Tüm bunlar heyecan verirken,yeni soru kapıları aralarken bazen ise
kocaman bir tıkanıklıkla belirsizliğin ortasında bırakabiliyor bizi. Çünkü
yıkılan ezberler,hâlâ bir başkaları için geçerliliğini koruyan bir bilgi ya da
kural olabiliyor. Örneğin her şeye öğretmenin karar vermesi gibi bir ezber
zamanla bozularak,sınıfta çocukların da kendi fikirleriyle dahil oldukları bir
sürece dönüşmesi yeni kapılar aralarken;kendi kararını vermek isteyecekleri sınıf
dışındaki bir durumda bir başka okul bileşeni tarafından önceki ezberlerle
durdurulabiliyor. Çelişkinin farkındalığıyla sınıfa taşınan bu sorun,bahsettiğim
gibi bir tıkanıklığa yol açıyor. Tıkanıklığı açmanın yolu yeni anlaşmalardan
geçiyor aslında. Ama bazen bu anlaşmalara okulun tüm bileşenleriyle de girmek
gerekiyor.
İşte bu çelişkiler yaşadığım en büyük zorluk oluyor bu durumda.
Tabii çocukların da. Çünkü ortada bir belirsizlik kalıyor.Yani yün kazak sonuna
kadar sökülüyor ama sonrasında sökülen iple ne yapılacağına dair yeni bir
keşfimiz ya da ezberimiz(!) olmuyor. Haliyle gelen geribildirimler de daha çok
karşılanmayan ihtiyaçlar üzerinden oluyor. Bu da zaman zaman motivasyonumu
düşürüyor.Yine de bu zorlukların getirdiği yeni öğrenmeler de olabiliyor.

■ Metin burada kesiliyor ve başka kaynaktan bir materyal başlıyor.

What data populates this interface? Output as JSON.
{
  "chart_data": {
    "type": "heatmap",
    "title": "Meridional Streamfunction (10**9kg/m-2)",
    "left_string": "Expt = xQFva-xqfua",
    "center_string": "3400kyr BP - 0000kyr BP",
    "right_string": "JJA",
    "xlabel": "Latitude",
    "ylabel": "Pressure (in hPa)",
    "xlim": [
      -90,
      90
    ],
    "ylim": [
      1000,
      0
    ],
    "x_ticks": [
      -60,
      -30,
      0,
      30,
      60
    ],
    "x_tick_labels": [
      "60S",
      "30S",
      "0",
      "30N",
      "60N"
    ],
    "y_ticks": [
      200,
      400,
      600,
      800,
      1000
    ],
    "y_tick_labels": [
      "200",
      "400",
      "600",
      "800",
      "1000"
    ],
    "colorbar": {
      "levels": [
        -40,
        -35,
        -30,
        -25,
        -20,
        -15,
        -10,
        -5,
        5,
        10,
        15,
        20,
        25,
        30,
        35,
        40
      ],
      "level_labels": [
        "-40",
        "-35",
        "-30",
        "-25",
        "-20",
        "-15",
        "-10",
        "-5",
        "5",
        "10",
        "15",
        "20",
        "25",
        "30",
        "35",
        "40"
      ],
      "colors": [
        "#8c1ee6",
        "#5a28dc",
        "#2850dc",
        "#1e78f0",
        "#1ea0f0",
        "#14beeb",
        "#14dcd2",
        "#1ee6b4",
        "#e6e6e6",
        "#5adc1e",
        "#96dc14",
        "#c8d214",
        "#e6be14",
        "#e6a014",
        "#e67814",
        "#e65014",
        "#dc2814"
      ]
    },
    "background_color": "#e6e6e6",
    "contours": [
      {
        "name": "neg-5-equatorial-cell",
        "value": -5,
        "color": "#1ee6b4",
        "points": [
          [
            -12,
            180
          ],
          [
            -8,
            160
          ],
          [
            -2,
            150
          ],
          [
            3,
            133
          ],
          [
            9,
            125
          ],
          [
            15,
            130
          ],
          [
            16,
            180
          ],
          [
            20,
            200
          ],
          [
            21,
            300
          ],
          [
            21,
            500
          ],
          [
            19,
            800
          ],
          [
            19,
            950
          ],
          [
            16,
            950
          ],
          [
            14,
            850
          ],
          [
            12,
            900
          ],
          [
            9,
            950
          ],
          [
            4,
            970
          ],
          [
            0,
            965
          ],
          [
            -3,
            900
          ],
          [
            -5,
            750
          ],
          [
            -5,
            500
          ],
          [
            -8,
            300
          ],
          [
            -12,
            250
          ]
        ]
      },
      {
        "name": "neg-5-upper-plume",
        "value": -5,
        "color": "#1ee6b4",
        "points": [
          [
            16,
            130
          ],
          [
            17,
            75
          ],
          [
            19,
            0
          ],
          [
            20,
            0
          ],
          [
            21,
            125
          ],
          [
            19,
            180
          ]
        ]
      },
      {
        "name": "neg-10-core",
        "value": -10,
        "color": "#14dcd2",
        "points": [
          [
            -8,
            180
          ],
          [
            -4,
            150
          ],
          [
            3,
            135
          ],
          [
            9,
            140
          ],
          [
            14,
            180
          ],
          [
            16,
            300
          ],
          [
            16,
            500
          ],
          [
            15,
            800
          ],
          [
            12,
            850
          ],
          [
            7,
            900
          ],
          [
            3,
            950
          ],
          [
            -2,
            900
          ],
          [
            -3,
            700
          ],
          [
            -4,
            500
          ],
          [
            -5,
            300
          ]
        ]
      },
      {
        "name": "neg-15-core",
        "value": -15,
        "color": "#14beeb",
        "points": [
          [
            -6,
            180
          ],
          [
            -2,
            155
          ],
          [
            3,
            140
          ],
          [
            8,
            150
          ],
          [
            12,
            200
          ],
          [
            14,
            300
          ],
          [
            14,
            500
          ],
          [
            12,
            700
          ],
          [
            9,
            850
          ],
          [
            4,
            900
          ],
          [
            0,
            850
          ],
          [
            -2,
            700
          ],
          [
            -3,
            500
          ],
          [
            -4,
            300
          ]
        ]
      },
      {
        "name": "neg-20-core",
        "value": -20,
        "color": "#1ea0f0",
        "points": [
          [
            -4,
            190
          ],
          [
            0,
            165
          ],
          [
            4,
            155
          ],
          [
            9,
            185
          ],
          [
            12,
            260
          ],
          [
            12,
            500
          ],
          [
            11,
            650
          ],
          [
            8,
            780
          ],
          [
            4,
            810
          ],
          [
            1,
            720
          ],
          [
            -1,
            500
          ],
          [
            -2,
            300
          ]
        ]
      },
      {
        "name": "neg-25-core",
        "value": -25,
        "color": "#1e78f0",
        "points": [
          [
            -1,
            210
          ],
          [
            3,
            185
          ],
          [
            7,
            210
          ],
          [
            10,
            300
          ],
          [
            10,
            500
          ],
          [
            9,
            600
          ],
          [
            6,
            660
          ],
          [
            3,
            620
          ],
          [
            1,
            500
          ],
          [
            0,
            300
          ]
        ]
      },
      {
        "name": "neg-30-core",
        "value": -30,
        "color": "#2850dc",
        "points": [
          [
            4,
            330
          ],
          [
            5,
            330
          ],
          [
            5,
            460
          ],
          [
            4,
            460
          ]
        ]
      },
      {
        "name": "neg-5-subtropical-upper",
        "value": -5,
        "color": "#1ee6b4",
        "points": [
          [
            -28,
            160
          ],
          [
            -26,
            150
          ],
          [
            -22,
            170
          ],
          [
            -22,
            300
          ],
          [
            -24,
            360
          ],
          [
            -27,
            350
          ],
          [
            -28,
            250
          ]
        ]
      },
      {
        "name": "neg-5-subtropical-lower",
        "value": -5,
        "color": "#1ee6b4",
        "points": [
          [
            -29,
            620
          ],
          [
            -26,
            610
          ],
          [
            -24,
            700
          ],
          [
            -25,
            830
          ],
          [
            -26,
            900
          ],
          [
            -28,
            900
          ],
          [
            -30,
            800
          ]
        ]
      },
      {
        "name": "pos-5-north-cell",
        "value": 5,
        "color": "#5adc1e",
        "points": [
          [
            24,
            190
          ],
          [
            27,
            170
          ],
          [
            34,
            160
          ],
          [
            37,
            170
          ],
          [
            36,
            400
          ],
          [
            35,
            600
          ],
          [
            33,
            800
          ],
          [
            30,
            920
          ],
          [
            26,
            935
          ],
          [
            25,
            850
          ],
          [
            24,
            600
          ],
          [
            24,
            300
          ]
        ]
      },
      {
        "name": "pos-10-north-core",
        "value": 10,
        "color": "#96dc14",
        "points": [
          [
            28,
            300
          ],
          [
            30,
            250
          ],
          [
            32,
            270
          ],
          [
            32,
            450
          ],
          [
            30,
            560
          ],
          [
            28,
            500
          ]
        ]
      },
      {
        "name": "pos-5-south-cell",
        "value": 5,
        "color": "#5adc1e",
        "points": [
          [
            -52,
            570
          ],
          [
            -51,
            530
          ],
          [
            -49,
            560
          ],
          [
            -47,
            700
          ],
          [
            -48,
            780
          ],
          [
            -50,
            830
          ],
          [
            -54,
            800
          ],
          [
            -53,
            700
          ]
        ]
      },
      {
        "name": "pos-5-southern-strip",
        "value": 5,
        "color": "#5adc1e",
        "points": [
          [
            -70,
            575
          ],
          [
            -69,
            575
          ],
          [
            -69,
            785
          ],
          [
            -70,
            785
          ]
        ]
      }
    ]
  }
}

Bununla başa çıkmanın yollarını birlikte ararken ortaya yeni sorular çıkıyor
mesela.Sonra bir bakıyoruz ki yeni bir yün kazak var yeniden elimizde… J
Sonrası için bu belirsizlikleri ortadan kaldırmak,ortaklaşabilmek
için,hepsi olmasa bile birkaç tane ezber üzerine okulun diğer bileşenleriyle
konuşup ortaklaşmak gibi bir niyetim var.
Bununla birlikte kutlamalarıma geçecek olursam,nedense içimden bu
hafta hep çocuklara gökyüzü atasım var. J
Kutlamam hepimizin. 19. Hafta’ya girerken bunları yazabiliyor
oluşumuzun.
Yazarken bile bu kadar haftayı geride bırakmış olmanın şaşkınlığı
ile hepinize kendi keşiflerinizle yapılanmış öğrenme dolu bir hafta diliyorum.